Verweerder heeft in het besluit van 30 augustus 2002 aangegeven dat hij de betrokken netbeheerder slechts wil bewegen in de richting van meer kostengeoriënteerde tarieven. Hierbij is door verweerder betoogd dat de verplichting tot het onderbouwen van de indicatieve tarieven vanuit de efficiënte economische kosten naar zijn oordeel beter aansluit bij het wettelijk systeem van onderhandelde toegang, terwijl een methode waarbij de tarieven in louter rekenkundige zin worden gebaseerd op de efficiënte economische kosten zou resulteren in een te strikte vorm van tariefregulering, die zich minder goed met dit uitgangspunt van de Wet verdraagt.

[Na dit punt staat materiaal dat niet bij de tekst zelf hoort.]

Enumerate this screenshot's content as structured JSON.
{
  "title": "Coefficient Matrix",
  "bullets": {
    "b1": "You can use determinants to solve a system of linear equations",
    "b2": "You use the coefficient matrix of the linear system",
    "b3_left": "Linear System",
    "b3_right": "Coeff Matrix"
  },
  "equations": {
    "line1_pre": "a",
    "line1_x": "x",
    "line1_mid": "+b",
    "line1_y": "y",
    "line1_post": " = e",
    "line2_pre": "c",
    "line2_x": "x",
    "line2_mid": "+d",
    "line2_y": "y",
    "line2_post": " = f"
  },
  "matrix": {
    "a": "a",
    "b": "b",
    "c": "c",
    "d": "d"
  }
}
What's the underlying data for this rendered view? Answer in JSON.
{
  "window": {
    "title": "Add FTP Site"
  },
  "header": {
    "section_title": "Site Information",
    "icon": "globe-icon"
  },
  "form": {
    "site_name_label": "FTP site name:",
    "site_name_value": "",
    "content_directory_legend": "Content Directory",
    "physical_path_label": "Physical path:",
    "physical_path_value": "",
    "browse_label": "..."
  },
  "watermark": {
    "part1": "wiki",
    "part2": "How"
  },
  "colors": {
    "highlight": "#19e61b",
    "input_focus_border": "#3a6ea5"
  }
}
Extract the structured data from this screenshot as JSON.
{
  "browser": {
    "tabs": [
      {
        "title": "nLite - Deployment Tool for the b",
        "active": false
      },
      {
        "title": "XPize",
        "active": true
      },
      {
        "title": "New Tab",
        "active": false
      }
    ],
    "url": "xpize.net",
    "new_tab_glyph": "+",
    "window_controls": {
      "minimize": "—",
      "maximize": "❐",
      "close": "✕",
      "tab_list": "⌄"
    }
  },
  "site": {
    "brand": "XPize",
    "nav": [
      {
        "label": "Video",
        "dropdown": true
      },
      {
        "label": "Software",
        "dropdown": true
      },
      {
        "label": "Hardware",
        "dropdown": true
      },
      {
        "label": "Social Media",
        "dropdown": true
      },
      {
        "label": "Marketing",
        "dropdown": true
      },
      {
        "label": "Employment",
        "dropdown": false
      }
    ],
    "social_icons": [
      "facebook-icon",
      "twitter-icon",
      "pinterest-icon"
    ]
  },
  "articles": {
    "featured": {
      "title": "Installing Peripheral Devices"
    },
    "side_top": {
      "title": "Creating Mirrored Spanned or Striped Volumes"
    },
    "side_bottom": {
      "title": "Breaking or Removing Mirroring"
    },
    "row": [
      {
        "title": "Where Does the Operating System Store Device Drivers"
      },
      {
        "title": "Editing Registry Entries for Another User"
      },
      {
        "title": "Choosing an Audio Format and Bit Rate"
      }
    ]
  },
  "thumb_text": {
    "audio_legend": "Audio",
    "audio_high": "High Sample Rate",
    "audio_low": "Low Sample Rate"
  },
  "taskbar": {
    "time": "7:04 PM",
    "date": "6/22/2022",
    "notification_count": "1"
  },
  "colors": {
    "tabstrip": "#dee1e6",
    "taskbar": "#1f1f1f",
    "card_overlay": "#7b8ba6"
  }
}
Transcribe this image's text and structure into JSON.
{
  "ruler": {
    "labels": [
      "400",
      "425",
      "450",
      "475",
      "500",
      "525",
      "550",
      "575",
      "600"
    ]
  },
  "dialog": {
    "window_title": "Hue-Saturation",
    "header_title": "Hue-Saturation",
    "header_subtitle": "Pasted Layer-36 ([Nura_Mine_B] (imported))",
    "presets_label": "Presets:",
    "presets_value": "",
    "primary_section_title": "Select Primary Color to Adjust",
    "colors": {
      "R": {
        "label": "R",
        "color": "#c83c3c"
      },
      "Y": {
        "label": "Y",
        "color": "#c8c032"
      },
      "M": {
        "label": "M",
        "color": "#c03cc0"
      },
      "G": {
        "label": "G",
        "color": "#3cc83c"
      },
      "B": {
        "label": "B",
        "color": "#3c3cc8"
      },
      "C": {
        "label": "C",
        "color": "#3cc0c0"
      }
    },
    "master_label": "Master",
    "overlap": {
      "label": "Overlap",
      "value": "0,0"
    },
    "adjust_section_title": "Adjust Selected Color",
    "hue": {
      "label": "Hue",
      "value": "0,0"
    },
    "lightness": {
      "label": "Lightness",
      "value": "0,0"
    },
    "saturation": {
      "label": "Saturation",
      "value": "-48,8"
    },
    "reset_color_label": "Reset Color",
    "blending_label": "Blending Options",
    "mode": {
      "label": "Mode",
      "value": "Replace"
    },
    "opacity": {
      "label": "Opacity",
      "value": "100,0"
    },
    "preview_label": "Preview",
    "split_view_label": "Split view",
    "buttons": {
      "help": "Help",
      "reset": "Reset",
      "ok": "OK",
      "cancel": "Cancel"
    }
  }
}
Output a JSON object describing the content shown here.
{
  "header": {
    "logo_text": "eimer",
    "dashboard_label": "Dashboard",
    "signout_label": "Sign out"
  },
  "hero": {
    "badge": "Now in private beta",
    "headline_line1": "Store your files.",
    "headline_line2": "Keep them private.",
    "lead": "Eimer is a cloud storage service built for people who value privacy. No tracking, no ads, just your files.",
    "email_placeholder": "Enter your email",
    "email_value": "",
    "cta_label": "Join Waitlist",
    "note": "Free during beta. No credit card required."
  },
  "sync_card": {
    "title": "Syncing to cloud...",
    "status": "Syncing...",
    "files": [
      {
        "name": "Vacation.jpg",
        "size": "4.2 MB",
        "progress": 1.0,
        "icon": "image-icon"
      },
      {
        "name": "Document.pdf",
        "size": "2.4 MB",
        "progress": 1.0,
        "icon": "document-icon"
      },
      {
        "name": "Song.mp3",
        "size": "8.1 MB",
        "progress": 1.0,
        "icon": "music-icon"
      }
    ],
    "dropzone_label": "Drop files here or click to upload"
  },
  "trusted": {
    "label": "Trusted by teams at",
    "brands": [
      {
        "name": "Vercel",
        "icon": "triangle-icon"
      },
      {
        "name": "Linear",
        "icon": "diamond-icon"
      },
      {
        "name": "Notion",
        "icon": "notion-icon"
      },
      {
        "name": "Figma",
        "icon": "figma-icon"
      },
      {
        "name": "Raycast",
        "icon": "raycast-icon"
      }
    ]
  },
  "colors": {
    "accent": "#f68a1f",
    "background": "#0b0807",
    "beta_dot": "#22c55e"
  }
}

Gelet op de beleidsvrijheid die verweerder toekomt, ziet het College niet in dat verweerder hiertoe niet in redelijkheid heeft kunnen besluiten. Evenmin ziet het College grond voor het oordeel dat de voor appellanten nadelige gevolgen van de besluiten van 30 augustus 2002 en 12 juni 2003 onevenredig zijn in verhouding tot de met deze besluiten te dienen doelen.
Gelet op de motivering van zijn beslissing om de betrokken netbeheerder niet te verplichten kostengeoriënteerde tarieven te hanteren, behoefde verweerder niet ook nog uitgebreider dan hij heeft gedaan in te gaan op alle hier tegen ingebrachte bezwaren van appellanten, te minder nu deze bezwaren alle neerkomen op het bezwaar dat de Richtlijnen niet ten volle worden gehandhaafd. Dat verweerder daartoe niet verplicht was, is hiervoor reeds overwogen.
6.7 Voorts heeft verweerder naar het oordeel van het College in het besluit van 30 augustus 2002 in redelijkheid tot het oordeel kunnen komen dat onverkorte handhaving van het besluit van 19 december 2001 de financiële belangen van de betrokken netbeheerder zou raken en dat die financiële gevolgen, aangezien deze alsdan immers zouden zijn verankerd in overeenkomsten met afnemers, mogelijk niet of slechts moeizaam ongedaan gemaakt zouden kunnen worden indien de te nemen beslissing op bezwaar daartoe aanleiding zou geven. Aldus heeft verweerder in redelijkheid tot het besluit kunnen komen om de bindende aanwijzing niet eerder in werking te laten treden dan zes weken na de beslissing op bezwaar en heeft hij de daartegen gerichte bezwaren bij zijn besluit van 30 augustus 2002 kunnen passeren.
Wat betreft het niet horen van appellanten bij de voorbereiding van het besluit van 25 januari 2002 geldt dat, voor zover daarmee al artikel 4:8, eerste lid, van de Awb geschonden zou zijn, zodanige schending in de bezwaarprocedure is hersteld. Evenmin maakt de omstandigheid dat appellanten niet zijn gehoord bij de voorbereiding van het besluit van 12 juni 2003 dat laatstgenoemd besluit deswege onzorgvuldig is voorbereid. Gelet op de hoorzitting van 6 maart 2002 en de overige door appellanten ingebrachte reacties in de loop van de onderhavige procedures, heeft verweerder in redelijkheid appellanten niet in de gelegenheid hoeven stellen hun zienswijze nogmaals naar voren te brengen.
6.8 De slotsom is dat geen der grieven van appellanten slaagt, zodat het beroep ongegrond moet worden verklaard.
6.9 Het College acht geen termen aanwezig een der partijen met toepassing van artikel 8:75 van de Awb te veroordelen in de proceskosten aan de zijde van andere partijen.